Bord Gais Energy, the retail, trading and assets division of the state-owned company, was offered to international energy companies and investment groups with the Government pushing for 1.4 billion euro.

It had been earmarked for sale under the bailout loan programme alongside harvesting rights for Coillte forests, which has also been dropped, and a 25% stake in Aer Lingus.

Pat Rabbitte, Minister for Communications, Energy and Natural Resources, said none of the final bids for Bord Gais Energy were at an acceptable level.

"The Minister for Public Expenditure and Reform (Brendan Howlin) and I have been clear from the outset of the offer process that Bord Gais Energy would only be sold if a sale price was achieved which fully recognises the inherent value of the business," he said.

Mr Rabbitte said there had been significant interest from a broad range of potential international investors.

He said this reflected the positive international sentiment towards Ireland but warned that current conditions in the power and commodity markets were not favourable.

Among those interested or approached where energy group Viridian, private equity group Blackstone and Malaysian state power firm Tenaga Nasiona

The sale was being overseen by the New Era unit of the National Treasury Management Agency.

Elsewhere, the sale of about one million acres of state-owned forest was abandoned back in June with a decision taken to merge Coillte with Bord na Mona to develop commercial bio-energy and forestry interests.

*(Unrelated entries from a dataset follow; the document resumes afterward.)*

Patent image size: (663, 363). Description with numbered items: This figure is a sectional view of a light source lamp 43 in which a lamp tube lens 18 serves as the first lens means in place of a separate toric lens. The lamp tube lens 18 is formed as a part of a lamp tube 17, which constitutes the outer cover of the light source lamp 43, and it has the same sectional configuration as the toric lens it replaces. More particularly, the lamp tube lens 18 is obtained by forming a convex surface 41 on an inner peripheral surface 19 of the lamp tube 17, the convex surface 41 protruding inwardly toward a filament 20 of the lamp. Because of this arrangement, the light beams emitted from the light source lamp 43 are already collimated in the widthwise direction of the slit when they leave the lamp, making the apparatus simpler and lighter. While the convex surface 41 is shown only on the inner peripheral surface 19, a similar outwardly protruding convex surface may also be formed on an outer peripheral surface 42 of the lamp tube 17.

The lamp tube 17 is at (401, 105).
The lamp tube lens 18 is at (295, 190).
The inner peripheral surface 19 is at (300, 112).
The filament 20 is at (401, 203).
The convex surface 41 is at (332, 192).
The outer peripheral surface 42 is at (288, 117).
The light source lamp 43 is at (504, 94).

The Government has repeatedly said its Aer Lingus shares will only be sold when the demand is there.

The sale of state assets was suggested on the back of the 2010 EU-IMF Troika bailout to raise an estimated 3 billion euro.

Some 150 million euro from sales was earmarked for road repairs, new school buildings and home insulation projects.

The Bord Gais Energy sale was designed to ensure the transmission system and networks owned by the company remained in state hands.

It included the 445 megawatt Whitegate gas power station, opened in November 2010, and its renewable wind energy sites which are big enough to power nearly 180,000 homes.

Bord Gais said three bids were received on Monday.

"However following close analysis of the bids, the Government has decided that none of them represent an acceptable offer for the business," it said.

"The company will now work with the Government to review future options for the energy business."